Betrayed (Traídas)
2 Eu sou Hanna Marin. E eu não sou tão fabulosa.
Hanna Marin saiu do consultório da clínica de cirurgia plástica William Atlantic. Seu castigo por ter roubado e batido o carro do pai de Sean Ackard, seu ex-namorado, após ele dispensar ela e dar um sermão sobre respeitar seu corpo. Idiota.
Ela estava caminhando até seu carro quando ouviu uma risadinha. Ela se virou e viu Sean encostado em uma árvore no parque, junto de uma garota loira. O queixo de Hanna caiu e o sangue ferveu em seu rosto. Ele já tinha uma nova namorada?
Caminhou com mais força. Entrou no carro, mas não deu partida. Ela encostou seu rosto no volante e deixou uma lágrima escapar. O que está acontecendo ?, ela pensou. Sean terminou com ela, Mona anda mentindo para ela — ela vira Mona saindo da clínica e quando perguntou o que estava fazendo lá, Mona mentiu -, seu pai, Tom Marin, achava que Hanna era uma ladra, Ali está morta e A ainda a estava provocando. Hanna esperou que que tudo fosse um sonho, ou que quando chegasse em casa, todos os seus amigos tivessem preparado uma festa surpresa para ela e por isso haviam a tratado mal. Bom, pelo menos ela havia feito uma boa ação na clínica, portanto o Universo iria recompensa-la com alguma coisa boa, certo?
Seu celular apitou na bolsa. Ela esticou o braço para pega-lo.

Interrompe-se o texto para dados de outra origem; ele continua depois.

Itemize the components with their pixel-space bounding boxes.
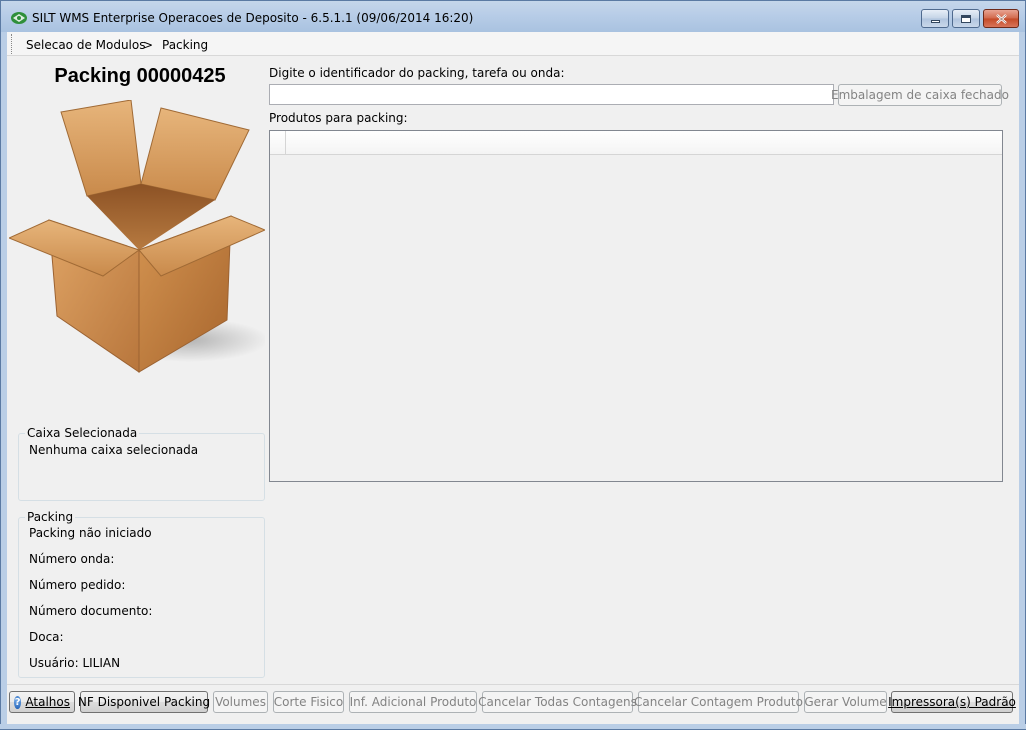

Ela havia recebido uma mensagem. Seu coração parou de bater.
Hannakins: Esfregar o chão em Bill Beach não vai ajuda-la a ter a sua vida de volta. Nem mesmo você pode arrumar essa bagunça. E, além disso, sei de algo que vai garantir que você nunca volte a ser a musa de Rosewood — nunca mais. -A
Rá. O que A poderia saber que prejudicaria sua reputação na escola? Nada. A não ser que...
Jenna... A Coisa com Jenna... Seus distúrbios alimentares...
Você não sabe de coisa nenhuma. Hanna digitou e apertou ENVIAR.
Em alguns segundos, A respondeu:
Eu sei de tudo. Eu poderia DESTRUIR VOCÊ.
Hanna gelou.
Deu partida no carro e dirigiu para a casa.
Quando Hanna chegou, não havia nenhuma festa surpresa. Subiu para o seu quarto. Ela deitou na cama e chorou. Chorou por muito tempo. Ela só parou de chorar quando Dot subiu na cama e lambeu seu rosto.
– Você tem razão, Dot. Hanna Marin nunca chora.
Ela foi ao banheiro e enxugou as lágrimas. Retocou a maquiagem e arrumou o cabelo. Ela voltou ao quarto e pegou seu celular para ligar para Mona. Deu caixa postal. Ela deixou um recado, convidando-a para ir ao shopping King James. Hanna esperou, mas seu celular não tocou. Decidiu ir ao shopping sozinha. Umas comprinhas era tudo o que ela precisava.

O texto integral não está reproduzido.